DÉLATION Ce mélange d'inconséquence et d'immoralité parcourt l'ensemble du texte. Paul Morand s'était d'ailleurs distingué dès 1940. Il avait rédigé, en juillet 1940, un rapport dénonçant l'attitude des diplomates français de l'ambassade à Londres -une entreprise de délation qui, dérogeant aux usages, lui avait valu d'être écarté. Il n'aura de cesse, son journal en témoigne, d'être réintégré et promu -un graal que le retour de Laval, on l'a dit, lui permet enfin de réaliser en mai 1942.
Le journal de Paul Morand constitue donc un précieux témoignage pour qui s'intéresse à la vie politique et littéraire de ces années de tourmente.

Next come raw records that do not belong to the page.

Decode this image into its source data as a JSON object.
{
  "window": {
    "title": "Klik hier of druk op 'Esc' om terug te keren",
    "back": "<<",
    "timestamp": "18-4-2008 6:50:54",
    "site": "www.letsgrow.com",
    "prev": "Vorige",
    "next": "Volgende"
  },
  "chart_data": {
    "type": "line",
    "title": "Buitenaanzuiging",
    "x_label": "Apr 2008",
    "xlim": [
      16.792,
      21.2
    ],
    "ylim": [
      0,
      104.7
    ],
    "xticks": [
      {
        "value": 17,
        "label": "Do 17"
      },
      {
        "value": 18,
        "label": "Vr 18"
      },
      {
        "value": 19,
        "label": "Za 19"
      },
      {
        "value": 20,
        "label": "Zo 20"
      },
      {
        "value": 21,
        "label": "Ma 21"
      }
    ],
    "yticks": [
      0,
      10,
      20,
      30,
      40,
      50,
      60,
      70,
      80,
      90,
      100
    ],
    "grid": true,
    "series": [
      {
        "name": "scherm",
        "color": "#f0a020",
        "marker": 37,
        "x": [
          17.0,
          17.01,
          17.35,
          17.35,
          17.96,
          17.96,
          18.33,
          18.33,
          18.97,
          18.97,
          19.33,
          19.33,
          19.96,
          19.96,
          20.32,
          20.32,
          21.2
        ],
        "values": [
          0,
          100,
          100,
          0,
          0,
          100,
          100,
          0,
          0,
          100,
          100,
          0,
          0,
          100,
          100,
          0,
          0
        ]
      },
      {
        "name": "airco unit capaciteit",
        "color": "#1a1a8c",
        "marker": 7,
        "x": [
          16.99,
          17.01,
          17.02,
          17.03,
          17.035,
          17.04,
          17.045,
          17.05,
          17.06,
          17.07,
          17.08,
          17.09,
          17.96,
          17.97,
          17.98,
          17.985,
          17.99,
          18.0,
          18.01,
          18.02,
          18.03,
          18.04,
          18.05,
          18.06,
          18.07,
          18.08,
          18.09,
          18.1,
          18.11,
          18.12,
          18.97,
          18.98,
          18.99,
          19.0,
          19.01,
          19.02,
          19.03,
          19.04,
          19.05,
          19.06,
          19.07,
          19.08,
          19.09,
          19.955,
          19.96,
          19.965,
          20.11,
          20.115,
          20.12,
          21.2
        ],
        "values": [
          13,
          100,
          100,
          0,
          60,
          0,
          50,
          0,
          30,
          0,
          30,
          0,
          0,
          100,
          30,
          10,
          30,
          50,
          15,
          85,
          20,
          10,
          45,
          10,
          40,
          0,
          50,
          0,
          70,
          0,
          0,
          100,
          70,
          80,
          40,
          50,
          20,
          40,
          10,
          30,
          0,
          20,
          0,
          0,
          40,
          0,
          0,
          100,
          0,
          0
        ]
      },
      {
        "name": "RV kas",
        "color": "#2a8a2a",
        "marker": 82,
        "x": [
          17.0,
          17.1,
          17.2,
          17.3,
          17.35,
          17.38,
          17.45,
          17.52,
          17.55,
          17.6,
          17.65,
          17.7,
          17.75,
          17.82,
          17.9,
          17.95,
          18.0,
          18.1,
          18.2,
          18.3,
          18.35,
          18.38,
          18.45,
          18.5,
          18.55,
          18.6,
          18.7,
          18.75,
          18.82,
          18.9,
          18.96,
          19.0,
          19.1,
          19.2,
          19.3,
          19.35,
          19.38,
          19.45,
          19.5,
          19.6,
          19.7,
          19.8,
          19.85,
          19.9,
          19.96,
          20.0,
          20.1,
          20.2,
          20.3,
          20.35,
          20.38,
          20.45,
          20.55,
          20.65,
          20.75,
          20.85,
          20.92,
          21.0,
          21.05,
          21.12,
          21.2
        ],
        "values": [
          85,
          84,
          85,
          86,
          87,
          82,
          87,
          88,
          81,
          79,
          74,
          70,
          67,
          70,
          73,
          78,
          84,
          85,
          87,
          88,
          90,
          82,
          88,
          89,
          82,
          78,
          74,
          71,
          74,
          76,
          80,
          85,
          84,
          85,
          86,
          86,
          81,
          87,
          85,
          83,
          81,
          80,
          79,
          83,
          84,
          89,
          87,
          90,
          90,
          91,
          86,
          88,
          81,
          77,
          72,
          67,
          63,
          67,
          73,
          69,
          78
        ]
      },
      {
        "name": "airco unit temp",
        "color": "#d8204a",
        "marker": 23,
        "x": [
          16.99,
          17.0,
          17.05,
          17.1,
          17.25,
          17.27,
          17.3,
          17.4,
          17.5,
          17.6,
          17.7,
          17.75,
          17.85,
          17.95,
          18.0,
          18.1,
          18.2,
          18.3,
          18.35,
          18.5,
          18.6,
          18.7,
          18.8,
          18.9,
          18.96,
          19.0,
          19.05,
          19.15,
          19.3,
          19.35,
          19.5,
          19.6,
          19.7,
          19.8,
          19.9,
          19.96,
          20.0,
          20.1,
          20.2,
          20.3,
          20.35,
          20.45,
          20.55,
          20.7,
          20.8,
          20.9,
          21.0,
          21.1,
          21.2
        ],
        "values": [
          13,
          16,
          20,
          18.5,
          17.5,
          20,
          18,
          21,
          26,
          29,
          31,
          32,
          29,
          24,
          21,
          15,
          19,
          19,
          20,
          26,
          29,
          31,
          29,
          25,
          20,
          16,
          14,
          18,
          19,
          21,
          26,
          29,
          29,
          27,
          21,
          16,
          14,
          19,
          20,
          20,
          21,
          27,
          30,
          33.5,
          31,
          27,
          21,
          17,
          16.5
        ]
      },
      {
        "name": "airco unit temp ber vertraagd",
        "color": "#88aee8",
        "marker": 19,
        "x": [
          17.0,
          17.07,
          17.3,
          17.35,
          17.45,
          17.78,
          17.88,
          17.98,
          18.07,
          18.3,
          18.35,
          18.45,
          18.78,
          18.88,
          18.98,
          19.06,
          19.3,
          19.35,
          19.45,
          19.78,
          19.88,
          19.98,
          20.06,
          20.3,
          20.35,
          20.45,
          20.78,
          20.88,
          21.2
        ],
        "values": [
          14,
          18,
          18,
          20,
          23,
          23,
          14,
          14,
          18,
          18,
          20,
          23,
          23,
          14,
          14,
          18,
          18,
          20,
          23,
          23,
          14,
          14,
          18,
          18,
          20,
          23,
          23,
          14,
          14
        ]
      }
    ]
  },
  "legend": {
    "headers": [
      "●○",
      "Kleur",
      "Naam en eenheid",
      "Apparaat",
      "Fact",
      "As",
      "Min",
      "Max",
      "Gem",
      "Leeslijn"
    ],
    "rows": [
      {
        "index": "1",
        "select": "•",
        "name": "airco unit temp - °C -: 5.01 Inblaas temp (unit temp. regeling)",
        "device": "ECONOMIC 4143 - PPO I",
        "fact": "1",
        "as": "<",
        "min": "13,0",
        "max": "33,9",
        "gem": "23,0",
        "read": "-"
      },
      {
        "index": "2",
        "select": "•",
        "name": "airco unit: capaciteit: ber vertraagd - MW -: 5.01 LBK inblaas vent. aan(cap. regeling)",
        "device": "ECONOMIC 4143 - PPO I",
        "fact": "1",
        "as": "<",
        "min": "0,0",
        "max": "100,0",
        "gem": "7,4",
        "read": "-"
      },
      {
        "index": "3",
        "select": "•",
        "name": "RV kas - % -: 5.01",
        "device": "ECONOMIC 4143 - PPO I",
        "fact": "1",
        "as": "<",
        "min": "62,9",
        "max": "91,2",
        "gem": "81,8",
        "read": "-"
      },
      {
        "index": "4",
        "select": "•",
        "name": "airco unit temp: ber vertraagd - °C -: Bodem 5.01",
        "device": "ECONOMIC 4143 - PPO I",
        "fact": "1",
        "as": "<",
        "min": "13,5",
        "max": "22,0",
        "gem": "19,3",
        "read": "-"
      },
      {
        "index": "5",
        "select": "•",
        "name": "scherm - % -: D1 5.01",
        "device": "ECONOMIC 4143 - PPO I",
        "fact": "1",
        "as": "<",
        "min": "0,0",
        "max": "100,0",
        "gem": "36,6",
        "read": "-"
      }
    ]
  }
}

Il montre bien le dévoiement d'une partie des élites françaises, aveuglées par le carriérisme, le cynisme, le pacifisme et l'antisémitisme. Un tableau dont elles ne sortent pas grandies. Que le lecteur se rassure : Morand finit, après quelques années d'exil en Suisse, par entrer à l'Académie française en 1968. Mais au mépris de la coutume, Charles de Gaulle, alors président de la République, refusa de le recevoir. Le Rebelle n'avait pas oublié les compromis-sions de ce grand écrivain mais de ce bien petit homme. ?
Paul Morand Journal de guerre, t. 1. Londres, Paris, Vichy, 1939-1943, Edition établie par Bénédicte Vergez-Chaignon. Gallimard, 1 040 pp., 27 €.